Pois foi exactamente isto que sucedeu a Kardec, como ele próprio narra no item 86. Mas, em vez de se deixar dominar pelo pavor, manteve-se sereno. Primeiro, certificou-se de que não se tratava de um fenómeno natural — madeira a estalar, vento, vibrações. Não sendo, procurou esclarecimento no dia seguinte, dirigindo-se aos Espíritos com a simplicidade de quem busca a verdade.

A resposta que recebeu é de uma beleza desarmante: tratava-se apenas do seu Espírito familiar, um amigo espiritual elevado, que batia para chamar a sua atenção e oferecer-lhe conselhos sobre o trabalho que realizava.
E, como por encanto, assim que a comunicação se estabeleceu, as pancadas cessaram. Kardec utiliza uma imagem luminosa:
«O tambor deixa de tocar para despertar os soldados, logo que estes se acham todos de pé.»
O Espírito só faz barulho enquanto não encontra quem o escute.

No item 87, Kardec reconhece que, por vezes, estes fenómenos assumem formas mais impressionantes: portas que batem, móveis que parecem arrastar-se, ruídos de loiça a partir-se com estrondo — e, quando vamos verificar, tudo está intacto.
São manifestações de efeitos físicos, que podem ser reais ou apenas ilusões sonoras produzidas pelos Espíritos.

Mas é no item 88 que encontramos o remédio maior, a chave que dissipa o medo.
Porque trememos diante destes fenómenos?
Porque o medo e a superstição são filhos da ignorância.
Durante séculos, o povo simples atribuía tudo ao diabo; e os mal-intencionados aproveitavam-se disso para explorar os mais frágeis.

O Espiritismo, porém, acende uma luz num quarto escuro.
Kardec afirma com clareza cristalina:
«Em coisas terríficas se convertem as mais simples, quando se lhes desconhecem as causas.»

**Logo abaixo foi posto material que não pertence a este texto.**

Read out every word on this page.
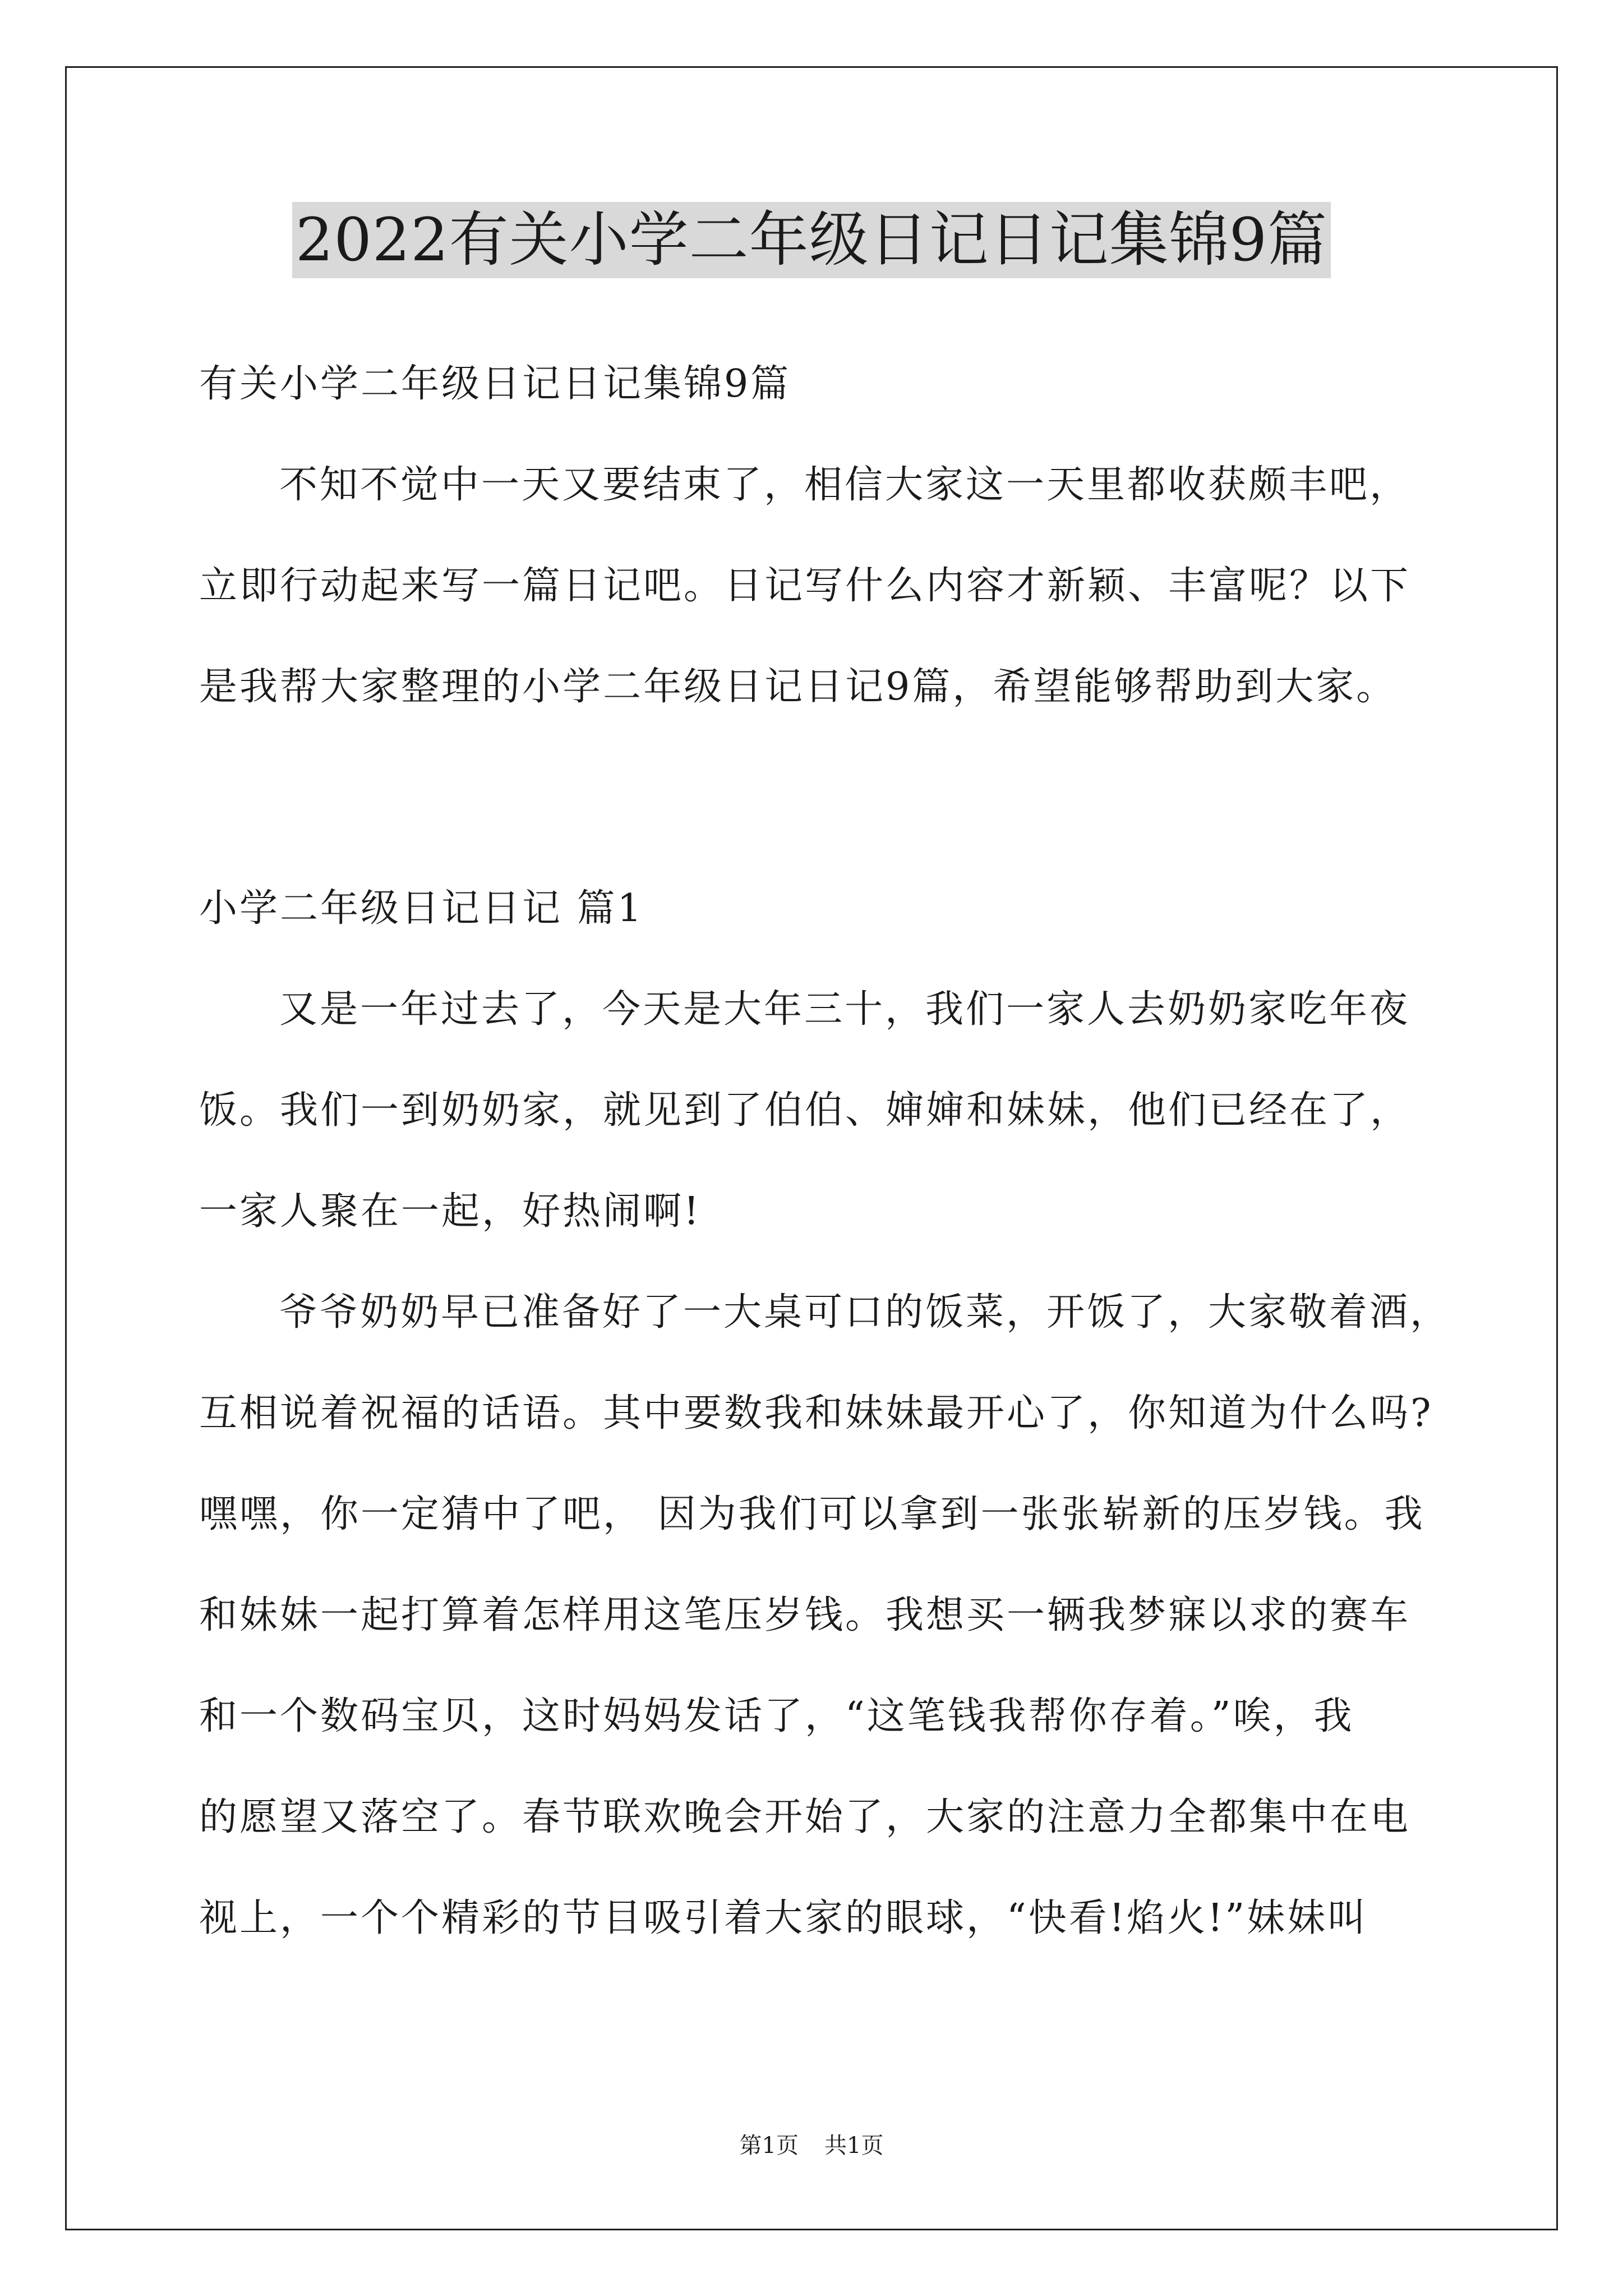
2022有关小学二年级日记日记集锦9篇
有关小学二年级日记日记集锦9篇
不知不觉中一天又要结束了，相信大家这一天里都收获颇丰吧，
立即行动起来写一篇日记吧。日记写什么内容才新颖、丰富呢？以下
是我帮大家整理的小学二年级日记日记9篇，希望能够帮助到大家。
小学二年级日记日记 篇1
又是一年过去了，今天是大年三十，我们一家人去奶奶家吃年夜
饭。我们一到奶奶家，就见到了伯伯、婶婶和妹妹，他们已经在了，
一家人聚在一起，好热闹啊!
爷爷奶奶早已准备好了一大桌可口的饭菜，开饭了，大家敬着酒，
互相说着祝福的话语。其中要数我和妹妹最开心了，你知道为什么吗?
嘿嘿，你一定猜中了吧， 因为我们可以拿到一张张崭新的压岁钱。我
和妹妹一起打算着怎样用这笔压岁钱。我想买一辆我梦寐以求的赛车
和一个数码宝贝，这时妈妈发话了，“这笔钱我帮你存着。”唉，我
的愿望又落空了。春节联欢晚会开始了，大家的注意力全都集中在电
视上，一个个精彩的节目吸引着大家的眼球，“快看!焰火!”妹妹叫
第1页 共1页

Quando compreendemos que não existem demónios nem monstros, mas apenas Espíritos — seres humanos desencarnados, exactamente como nós, apenas libertos do corpo físico —, o terror dissolve-se como neblina ao sol.
Alguns podem ser brincalhões, outros perturbados a pedir auxílio, outros ainda grandes amigos espirituais que procuram ajudar-nos, como sucedeu com Kardec.

A lição que fica é luminosa e profundamente consoladora:
o conhecimento é o fim do medo.

Que possamos, pois, estudar com alegria e coração aberto, para que o mundo invisível deixe de ser um fantasma que nos assombra e se revele, simplesmente, como a continuação natural, viva e palpitante, da Obra de Deus — uma obra que nos envolve, nos acompanha e nos chama, sempre, à serenidade, à confiança e à luz.